Dustin Bradford/Getty Images

Dustin Bradford/Getty Images

With such stellar names as Peyton Manning, Von Miller, Champ Bailey and Wes Welker to be found on the 2013 Denver Broncos‘ roster, it’s important to remember that numerous other cogs in the machine are at work.

Those bearing the names of Orlando Franklin, Mitch Unrein and Jacob Tamme are just as vital to the Broncos’ success, but will never get interviewed by the likes of Michele Tafoya or Lisa Salters during big games.

Nevertheless, without their contributions, the Broncos — AFC powerhouse that they are — would never be able to realize their full potential, which many of us hope ends in Manning and owner Pat Bowlen hoisting the Lombardi trophy next February.

Among these players is Danny Trevathan, a lightly regarded linebacker from the University of Kentucky — selected in Round 6 of the 2012 NFL draft — who has won the admiration of defensive coordinator Jack Del Rio and head coach John Fox, among others.

Because 2012 was not one of the brightest moments in the generally pallid career of former Bronco — and current Chicago Bears linebacker D.J. Williams – Trevathan was able to step in for Williams during his nine-game suspension.

When given the opportunity, Trevathan made big plays to the keen eye of the diligent film watcher, such as a sack at a key interval in a 31-23 win over the Cincinnati Bengals. While on special teams, he is diligent in his assignments and does whatever it takes to ensure the Broncos are on the winning path.

Trevathan always interacts with fans on Twitter, as well, and even follows some of us — I being among that fortuitous number — while all the while, he speaks of doing what is best for the franchise and wants to be a key contributor on a Super Bowl championship team.

While much of Trevathan’s potential has yet to be unsheathed, he is eerily similar to another former Kentucky Wildcat linebacker who has become a Bronco, Wesley Woodyard.

Woodyard, incidentally, went undrafted in 2008, but really proved to excel under Del Rio’s guidance. In 2012, Woodyard amassed 73 solo tackles, 5.5 sacks and 3 interceptions — including two that were highly pivotal in changing momentum in games against the Houston Texans and New Orleans Saints, respectively.

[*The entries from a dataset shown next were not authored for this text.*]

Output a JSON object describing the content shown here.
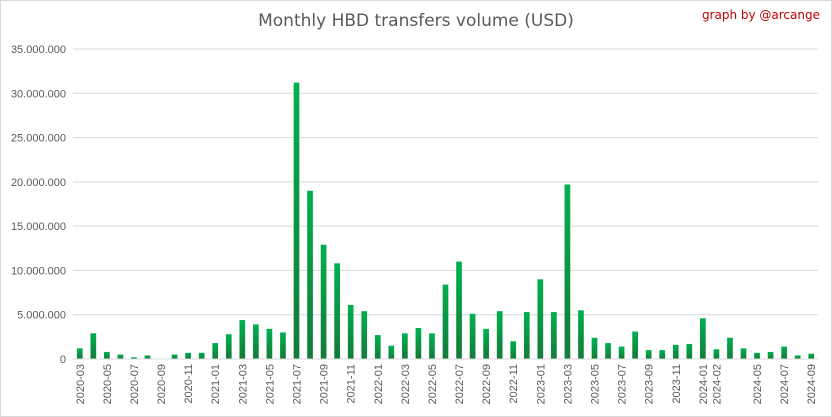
{
  "chart_data": {
    "type": "bar",
    "title": "Monthly HBD transfers volume (USD)",
    "credit": "graph by @arcange",
    "colors": {
      "bar_top": "#00b050",
      "bar_bottom": "#147a3a",
      "grid": "#d9d9d9",
      "text": "#595959",
      "credit": "#c00000"
    },
    "grid": true,
    "ylim": [
      0,
      35000000
    ],
    "yticks": [
      0,
      5000000,
      10000000,
      15000000,
      20000000,
      25000000,
      30000000,
      35000000
    ],
    "ytick_labels": [
      "0",
      "5.000.000",
      "10.000.000",
      "15.000.000",
      "20.000.000",
      "25.000.000",
      "30.000.000",
      "35.000.000"
    ],
    "categories": [
      "2020-03",
      "2020-04",
      "2020-05",
      "2020-06",
      "2020-07",
      "2020-08",
      "2020-09",
      "2020-10",
      "2020-11",
      "2020-12",
      "2021-01",
      "2021-02",
      "2021-03",
      "2021-04",
      "2021-05",
      "2021-06",
      "2021-07",
      "2021-08",
      "2021-09",
      "2021-10",
      "2021-11",
      "2021-12",
      "2022-01",
      "2022-02",
      "2022-03",
      "2022-04",
      "2022-05",
      "2022-06",
      "2022-07",
      "2022-08",
      "2022-09",
      "2022-10",
      "2022-11",
      "2022-12",
      "2023-01",
      "2023-02",
      "2023-03",
      "2023-04",
      "2023-05",
      "2023-06",
      "2023-07",
      "2023-08",
      "2023-09",
      "2023-10",
      "2023-11",
      "2023-12",
      "2024-01",
      "2024-02",
      "2024-03",
      "2024-04",
      "2024-05",
      "2024-06",
      "2024-07",
      "2024-08",
      "2024-09"
    ],
    "x_labels": [
      "2020-03",
      "2020-05",
      "2020-07",
      "2020-09",
      "2020-11",
      "2021-01",
      "2021-03",
      "2021-05",
      "2021-07",
      "2021-09",
      "2021-11",
      "2022-01",
      "2022-03",
      "2022-05",
      "2022-07",
      "2022-09",
      "2022-11",
      "2023-01",
      "2023-03",
      "2023-05",
      "2023-07",
      "2023-09",
      "2023-11",
      "2024-01",
      "2024-02",
      "2024-05",
      "2024-07",
      "2024-09"
    ],
    "values": [
      1200000,
      2900000,
      800000,
      500000,
      200000,
      400000,
      50000,
      500000,
      700000,
      700000,
      1800000,
      2800000,
      4400000,
      3900000,
      3400000,
      3000000,
      31200000,
      19000000,
      12900000,
      10800000,
      6100000,
      5400000,
      2700000,
      1500000,
      2900000,
      3500000,
      2900000,
      8400000,
      11000000,
      5100000,
      3400000,
      5400000,
      2000000,
      5300000,
      9000000,
      5300000,
      19700000,
      5500000,
      2400000,
      1800000,
      1400000,
      3100000,
      1000000,
      1000000,
      1600000,
      1700000,
      4600000,
      1100000,
      2400000,
      1200000,
      700000,
      800000,
      1400000,
      400000,
      600000
    ]
  }
}
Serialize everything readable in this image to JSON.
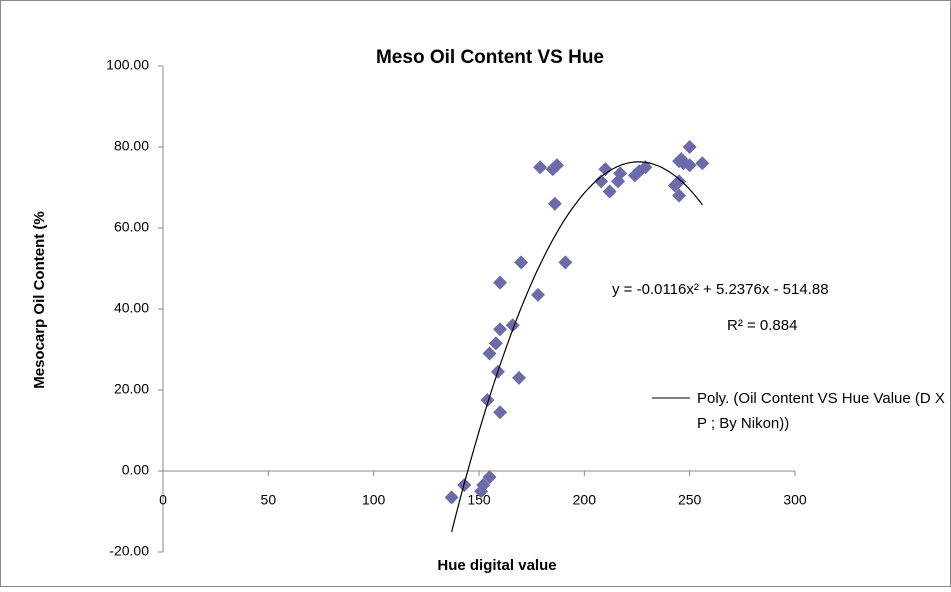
{
  "chart_data": {
    "type": "scatter",
    "title": "Meso Oil Content VS Hue",
    "x_label": "Hue digital value",
    "y_label": "Mesocarp Oil Content (%",
    "series": [
      {
        "name": "Oil Content VS Hue Value (D X P ; By Nikon)",
        "color": "#6b6ba9",
        "x": [
          137,
          143,
          151,
          152,
          155,
          154,
          155,
          158,
          159,
          160,
          160,
          160,
          166,
          169,
          170,
          178,
          179,
          185,
          186,
          187,
          191,
          208,
          210,
          212,
          216,
          217,
          224,
          226,
          229,
          243,
          245,
          245,
          245,
          246,
          247,
          250,
          250,
          256
        ],
        "values": [
          -6.5,
          -3.5,
          -5,
          -3.5,
          -1.5,
          17.5,
          29,
          31.5,
          24.5,
          14.5,
          35,
          46.5,
          36,
          23,
          51.5,
          43.5,
          75,
          74.5,
          66,
          75.5,
          51.5,
          71.5,
          74.5,
          69,
          71.5,
          73.5,
          73,
          74,
          75,
          70.5,
          68,
          71.5,
          76.5,
          77,
          76,
          75.5,
          80,
          76
        ]
      }
    ],
    "trendline": {
      "name": "Poly. (Oil Content VS Hue Value (D X P ; By Nikon))",
      "coefficients": [
        -0.0116,
        5.2376,
        -514.88
      ],
      "equation": "y = -0.0116x² + 5.2376x - 514.88",
      "r2": "R² = 0.884",
      "color": "#000000"
    },
    "xlim": [
      0,
      300
    ],
    "xticks": [
      0,
      50,
      100,
      150,
      200,
      250,
      300
    ],
    "ylim": [
      -20,
      100
    ],
    "yticks": [
      {
        "value": -20,
        "label": "-20.00"
      },
      {
        "value": 0,
        "label": "0.00"
      },
      {
        "value": 20,
        "label": "20.00"
      },
      {
        "value": 40,
        "label": "40.00"
      },
      {
        "value": 60,
        "label": "60.00"
      },
      {
        "value": 80,
        "label": "80.00"
      },
      {
        "value": 100,
        "label": "100.00"
      }
    ],
    "grid": false
  }
}
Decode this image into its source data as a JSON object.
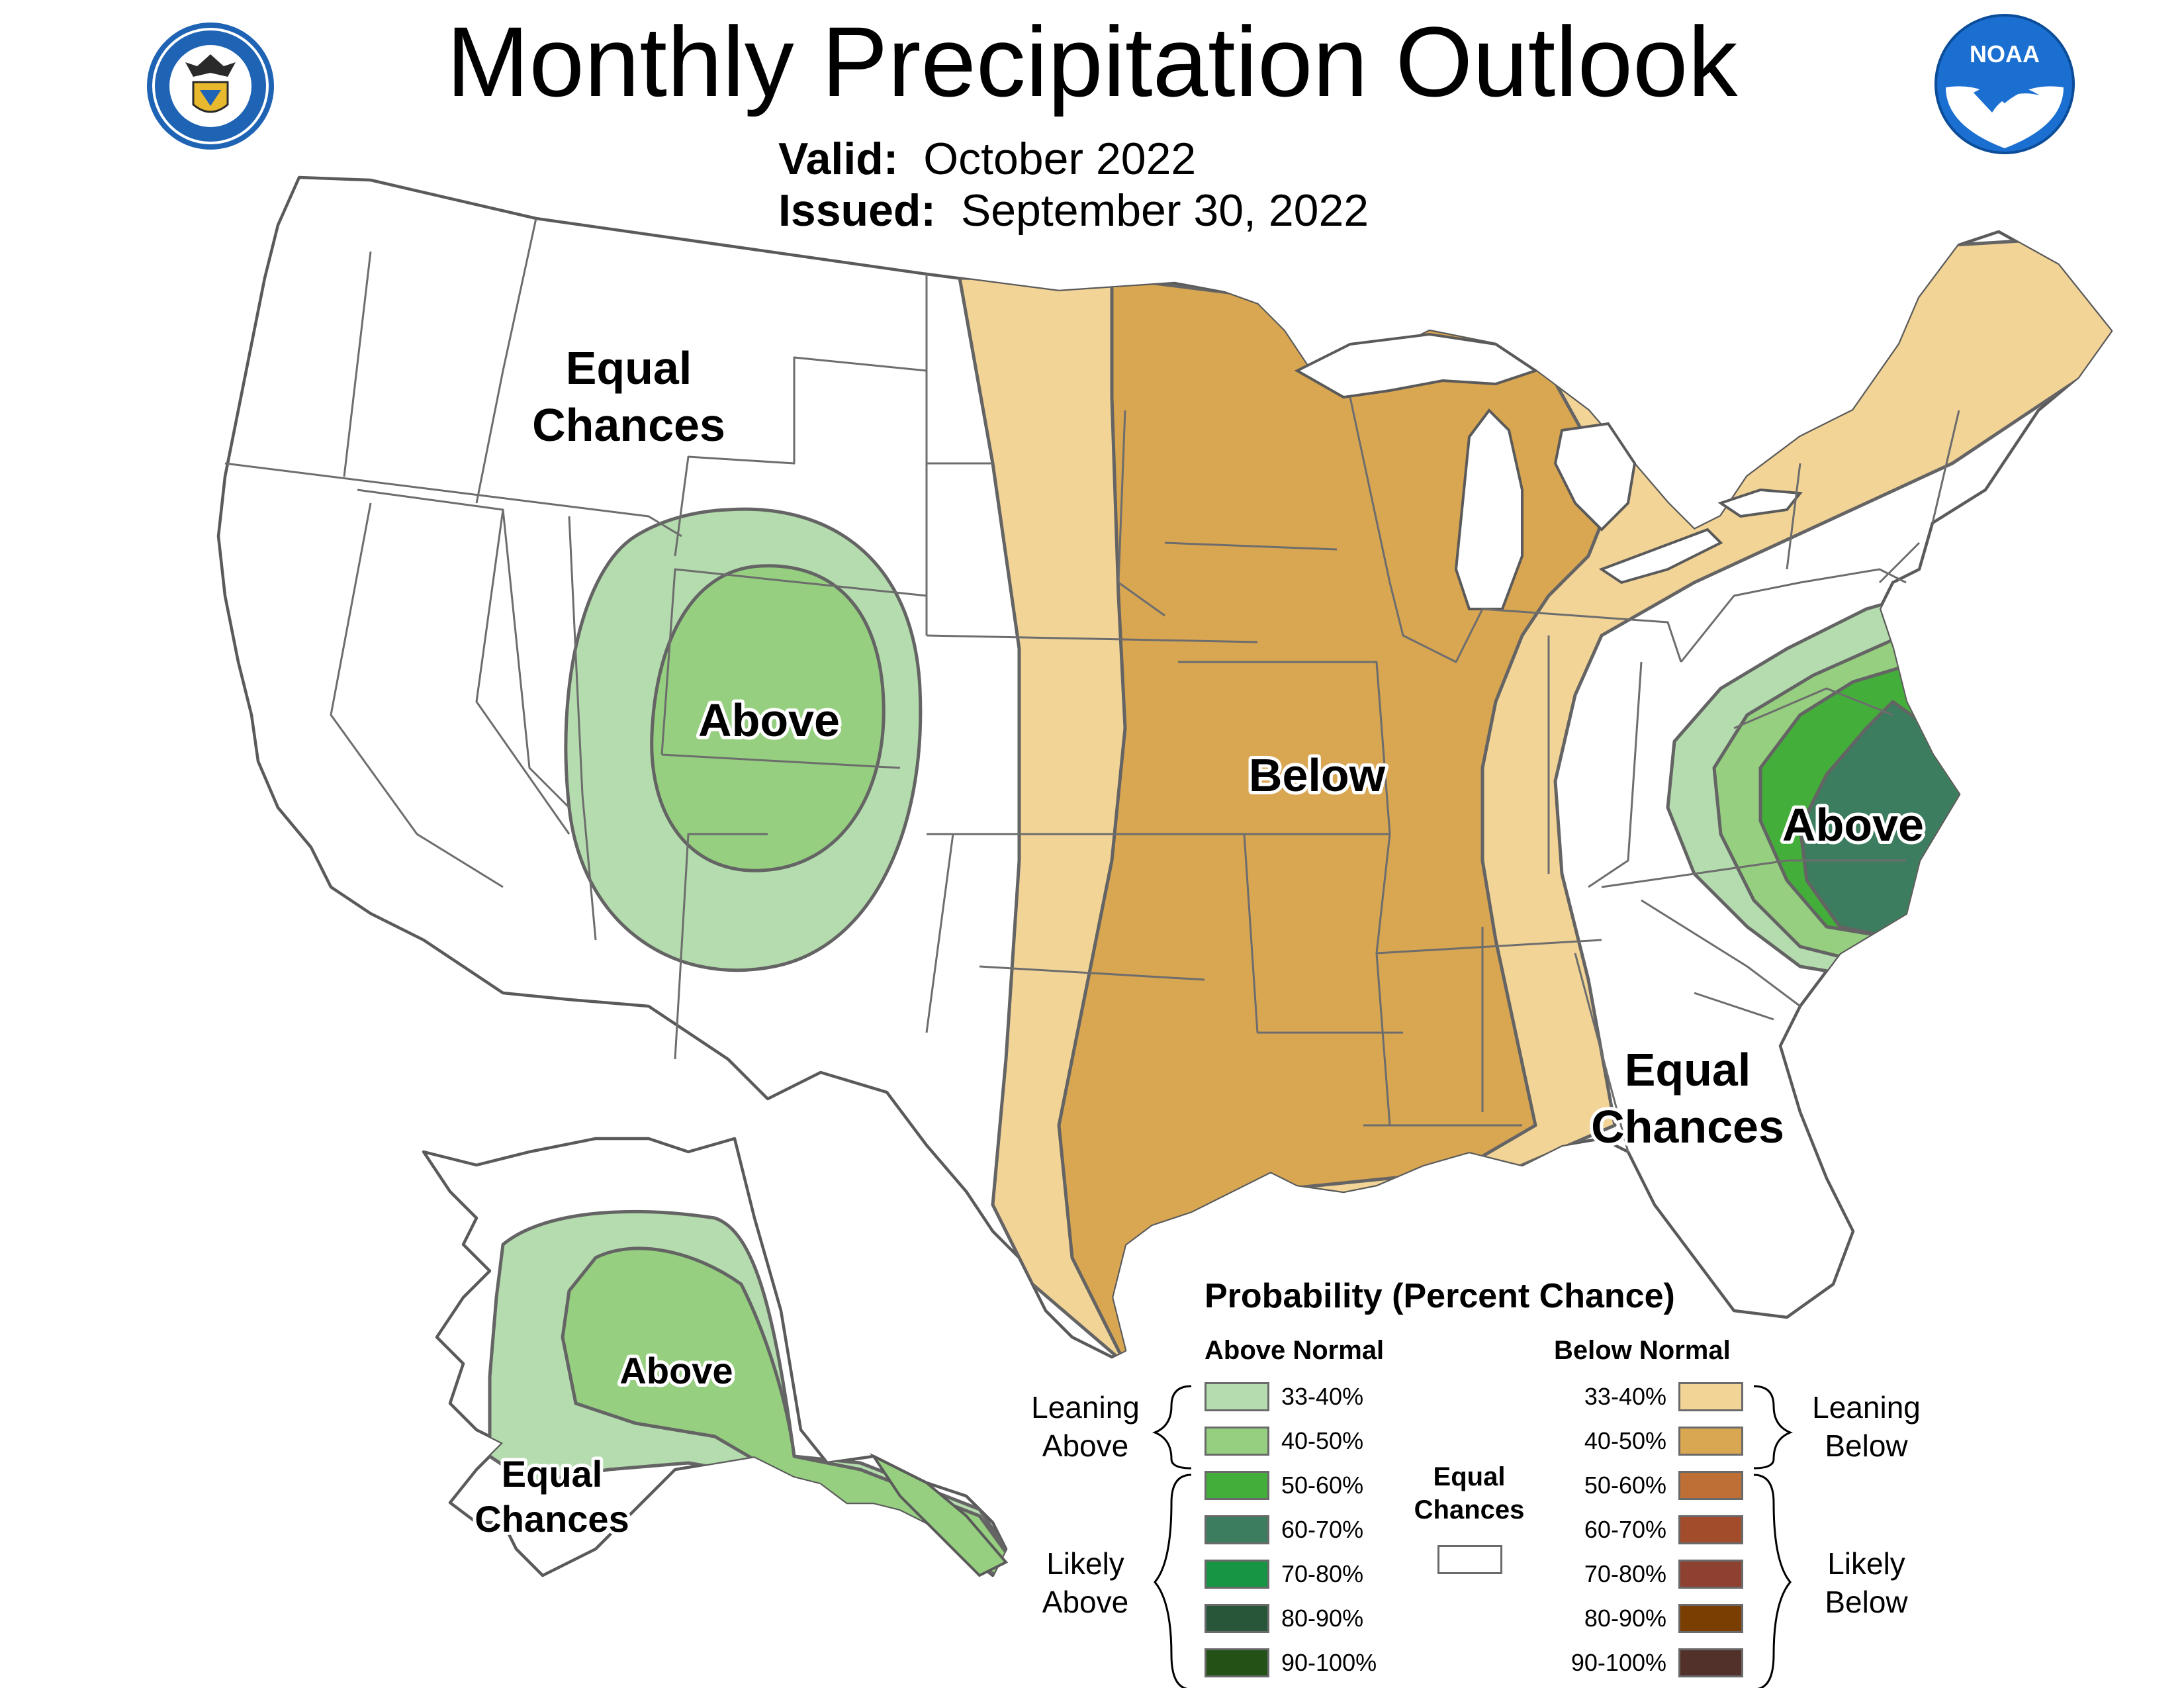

To me, Woodyard and Trevathan represent what the Broncos are all about, hard-working lunch pail types who do whatever is necessary (within the rules of course) to win.

For every Peyton Manning or Von Miller-type on the roster, there are four or five Woodyard and Trevathan types, which sets up the recipe for what could be an outstanding season at 5,280 feet.

The good news is that later this month, training camps will commence all over the NFL and even more storylines, many of which, I trust, will involve Woodyard and Trevathan contributing more fully at Broncos headquarters.